Recently, the ACCC came out with a statement clarifying its position on the proposed David Jones/Myer merger, stating that it has not “indicated that it would be unlikely to object to a merger between Myer and David Jones” and “[s]hould Myer or David Jones decide to pursue a merger the ACCC will then conduct a very thorough review, in accordance with its published guidelines, that would explore a range of potential competition issues.”
This statement comes of the back of speculation that the ACCC would clear the merger because the definition of the relevant retail and wholesale markets has changed since in the advent of online shopping – David Jones and Myer not only compete with bricks and mortar but online stores as well – drastically broadening the market and competition within that market.
Further, in an interview with the Australian Financial Review on 24 February 2014, Mr Sims reinforced the ACCC’s earlier sentiment – “there’s a lot to look at… as each other’s closest competitors, there’d be a lot of issues to look at”. The issues Mr Sims was referring to are products and locations. Interestingly, in that same interview, Adam Jacobs, the co-founder of The Iconic, an online shopping website, does not believe that a merger between the two would have any impact stating that, “[w]e are seeing over 20 per cent growth in online fashion year-on-year. We know that we are in a sweet spot; the customers want to shop more and more”.

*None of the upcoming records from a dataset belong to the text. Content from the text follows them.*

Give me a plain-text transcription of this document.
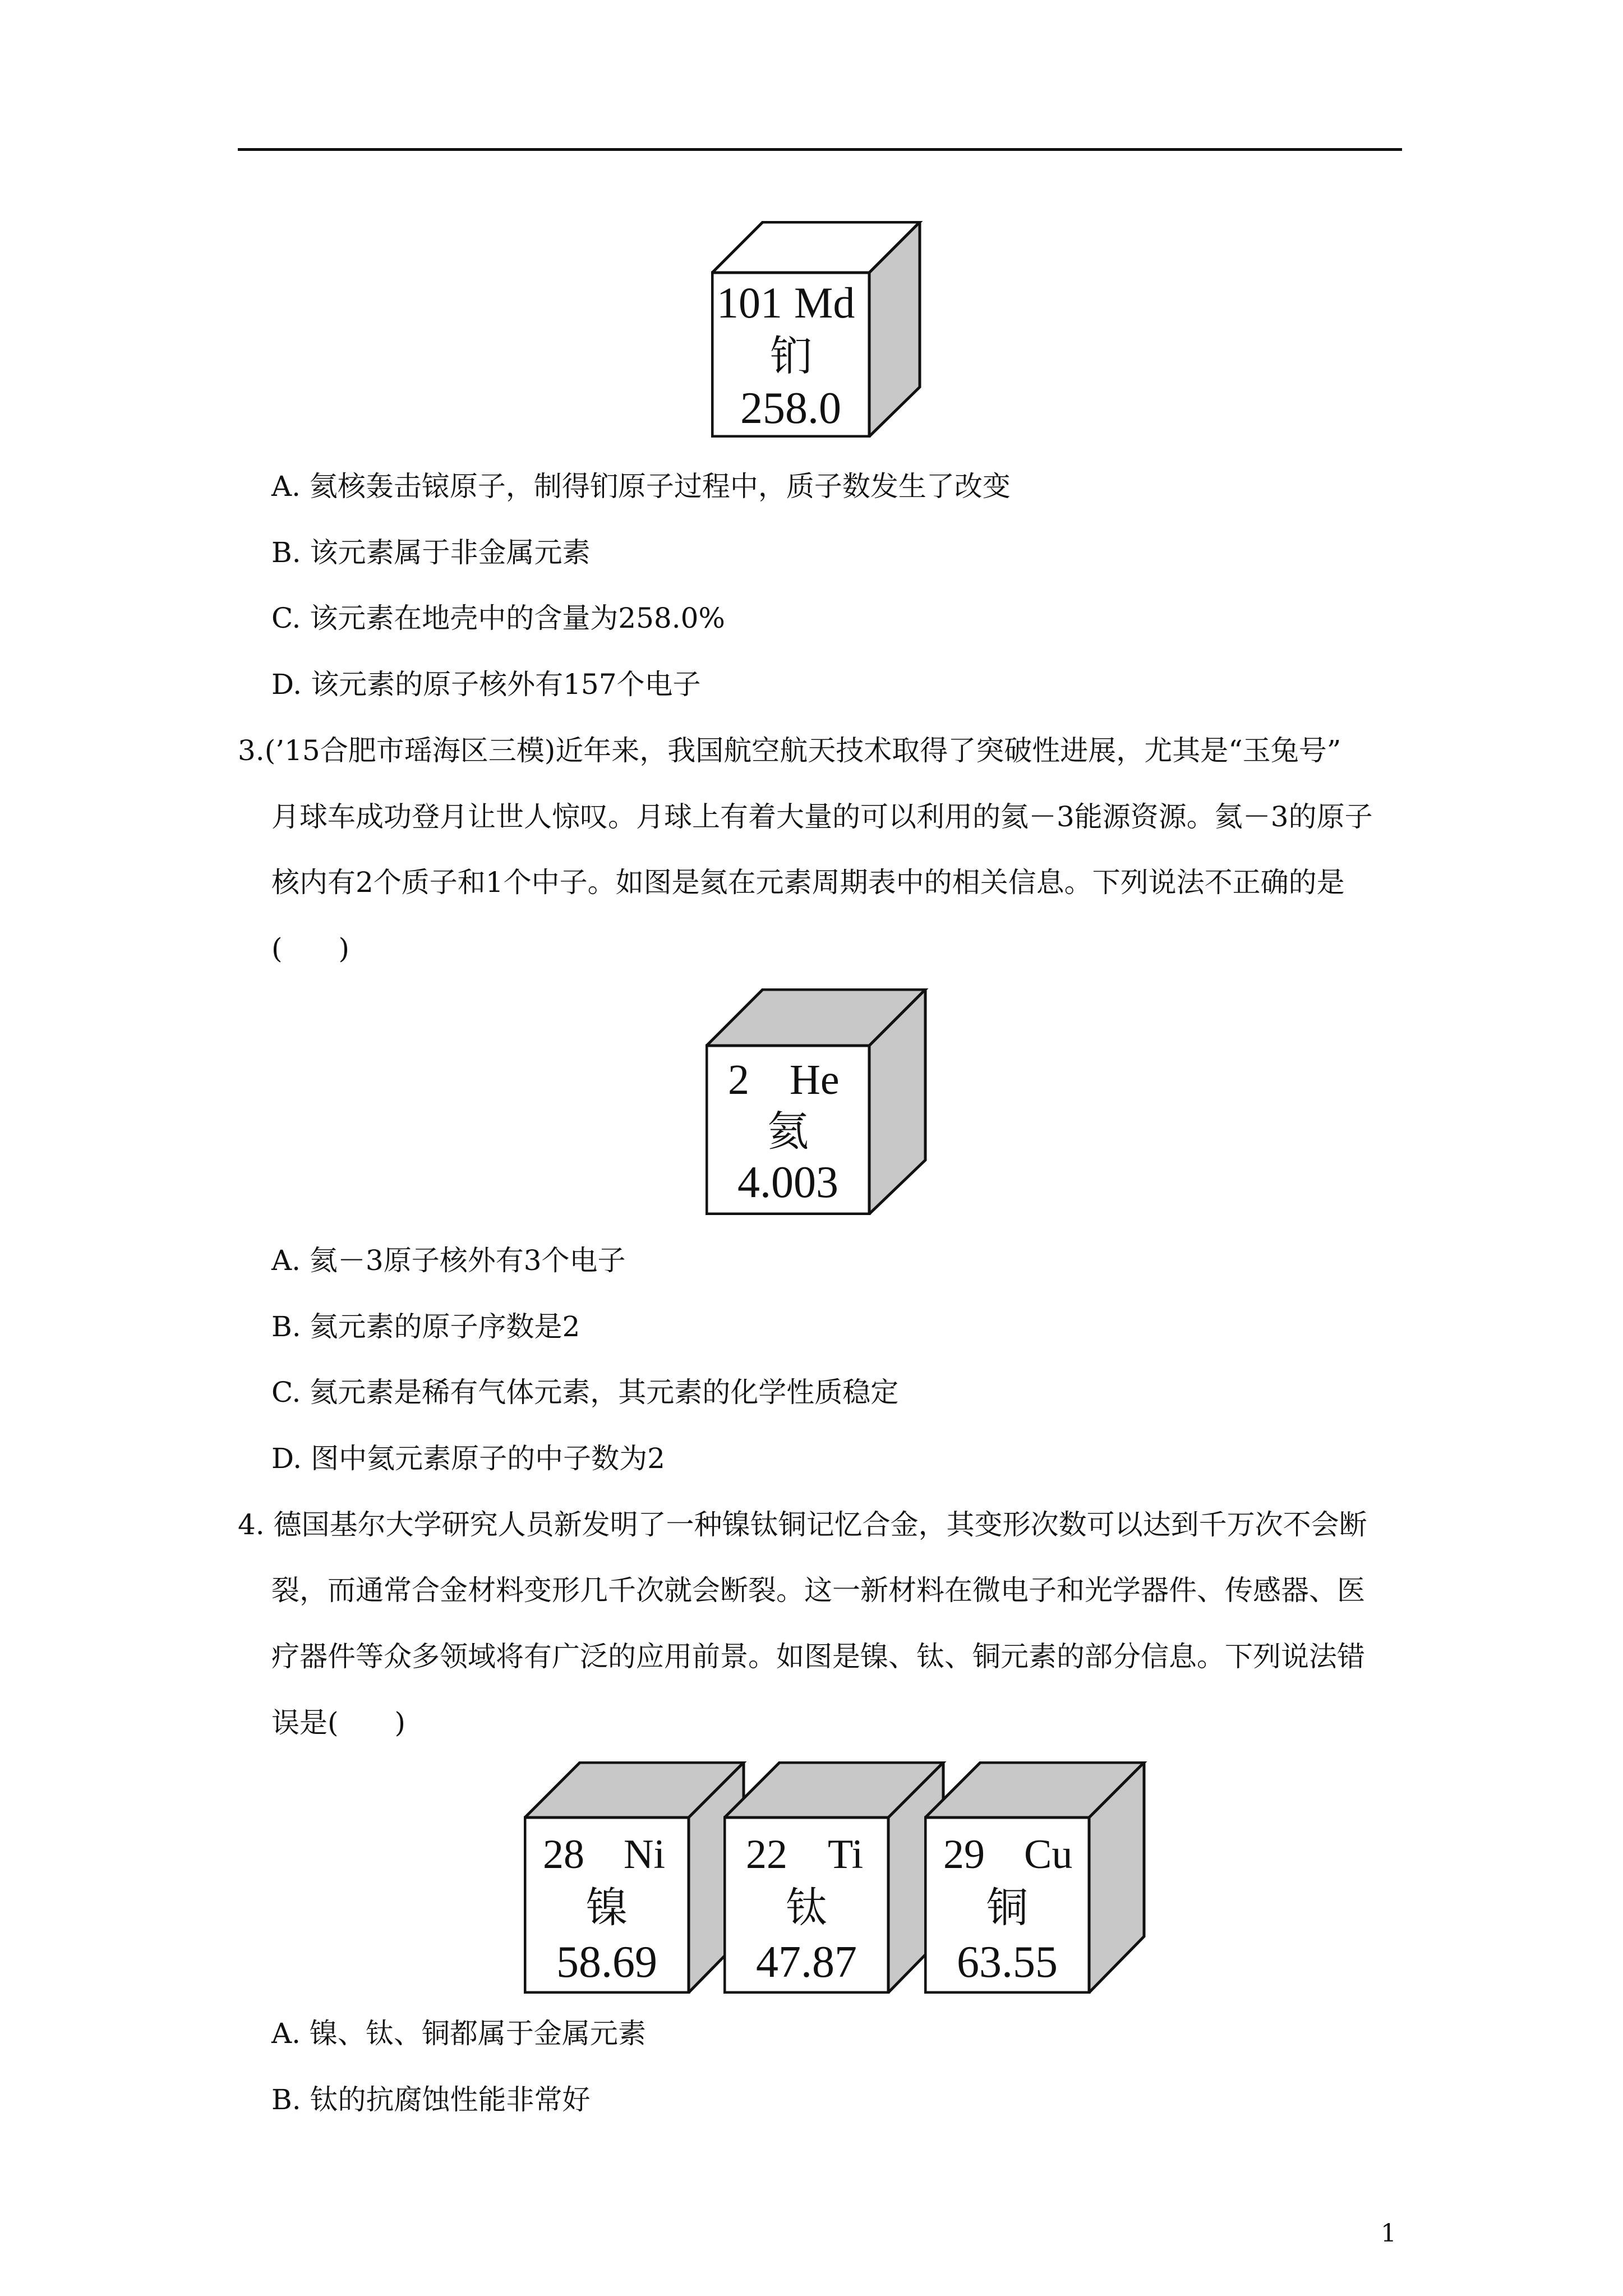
101 Md
钔
258.0
A. 氦核轰击锿原子，制得钔原子过程中，质子数发生了改变
B. 该元素属于非金属元素
C. 该元素在地壳中的含量为258.0%
D. 该元素的原子核外有157个电子
3.(’15合肥市瑶海区三模)近年来，我国航空航天技术取得了突破性进展，尤其是“玉兔号”
月球车成功登月让世人惊叹。月球上有着大量的可以利用的氦－3能源资源。氦－3的原子
核内有2个质子和1个中子。如图是氦在元素周期表中的相关信息。下列说法不正确的是
(　　)
2 He
氦
4.003
A. 氦－3原子核外有3个电子
B. 氦元素的原子序数是2
C. 氦元素是稀有气体元素，其元素的化学性质稳定
D. 图中氦元素原子的中子数为2
4. 德国基尔大学研究人员新发明了一种镍钛铜记忆合金，其变形次数可以达到千万次不会断
裂，而通常合金材料变形几千次就会断裂。这一新材料在微电子和光学器件、传感器、医
疗器件等众多领域将有广泛的应用前景。如图是镍、钛、铜元素的部分信息。下列说法错
误是(　　)
28 Ni
镍
58.69
22 Ti
钛
47.87
29 Cu
铜
63.55
A. 镍、钛、铜都属于金属元素
B. 钛的抗腐蚀性能非常好
1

The ACCC has of course considered the competition between online and bricks and mortar stores, for example in relation to the Random house/Penguin publishing merger, the ACCC considered the retail supply of books to include online retailing (blogged about here and here).
However, the role of the internet on assessing competitive effects doesn’t stop with retailing. Most recently, Australian free-to-air TV broadcasters have called for the “reach rule” (which prevents commercial TV networks from reaching more than 75% of the population) to be relaxed, with Prime Media chief executive Ian Audsley calling the rule an “anachronism” and stating that “[their] view is it just serves absolutely no purpose in a post-analogue convergent world.”
With potential for a DJs/Myer proposal to be relaunched, and comments on possible deals in the media and cross-media space, we will be keeping watch over the influence the internet and its audience reach has on markets.